EGU 2018: how to distinguish football celebrations from dancing

10 Apr 2018 Liz Kalaugher
Seismic record
Seismic record captured during the Bruce Springsteen concert at Camp Nou on 14 May 2016. (Courtesy: Jordi Díaz)

During the FC Barcelona vs Paris Saint-Germain match in March 2017, Barcelona scored the vital sixth goal the team needed during the final minute of the game. The home crowd celebrations shook the ground enough to record a large signal on the seismometer installed by Jordi Diaz in the basement of the Institute of Earth Sciences Jaume Almera-CSIC building, some 500 m away from the Camp Nou stadium.

Initally Diaz installed the kit as a fun way to communicate about seismology to visitors.
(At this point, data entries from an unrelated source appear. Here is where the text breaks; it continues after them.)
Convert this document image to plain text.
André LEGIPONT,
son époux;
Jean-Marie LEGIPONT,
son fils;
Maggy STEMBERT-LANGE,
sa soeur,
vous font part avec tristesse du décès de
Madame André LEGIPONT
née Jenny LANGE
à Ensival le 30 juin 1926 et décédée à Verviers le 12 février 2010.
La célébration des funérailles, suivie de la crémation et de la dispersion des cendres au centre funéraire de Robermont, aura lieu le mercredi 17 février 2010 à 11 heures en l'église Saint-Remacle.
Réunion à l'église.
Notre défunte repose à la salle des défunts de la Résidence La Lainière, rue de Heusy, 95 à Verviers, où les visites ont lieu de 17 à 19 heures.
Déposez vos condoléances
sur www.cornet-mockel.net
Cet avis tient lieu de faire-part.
When he realized that the equipment could have serious uses too he added a second system, as he revealed at a press conference at the European Geosciences Union general assembly in Vienna.

Not only does the seismometer pick up signals from football crowds as they enter and leave the stadium and jump up and down after goals, in 2016 it even distinguished between songs at a Bruce Springsteen rock concert based on the ground movements as 65,000 people danced to the different rhythms. Because the music fans’ movements were more co-ordinated than the football fans, the signal the seismometer detected was clearly distinct to that from goal celebrations.

As well as “footquakes”, the kit also detects vibrations from traffic with enough detail to show when traffic lights on Diagonal Avenue – some 100 m away – turn red, from the subway system, from fireworks, marathon runners, storms and oceanic waves. The 2.8 Hz signals created by the runners revealed they were running at a pace of 170 steps per minute.

Apart from monitoring football matches, dancers and runners, the seismometer could provide additional information to engineers by revealing whether buildings respond similarly to different types of vibrations. It could also monitor traffic from a distance.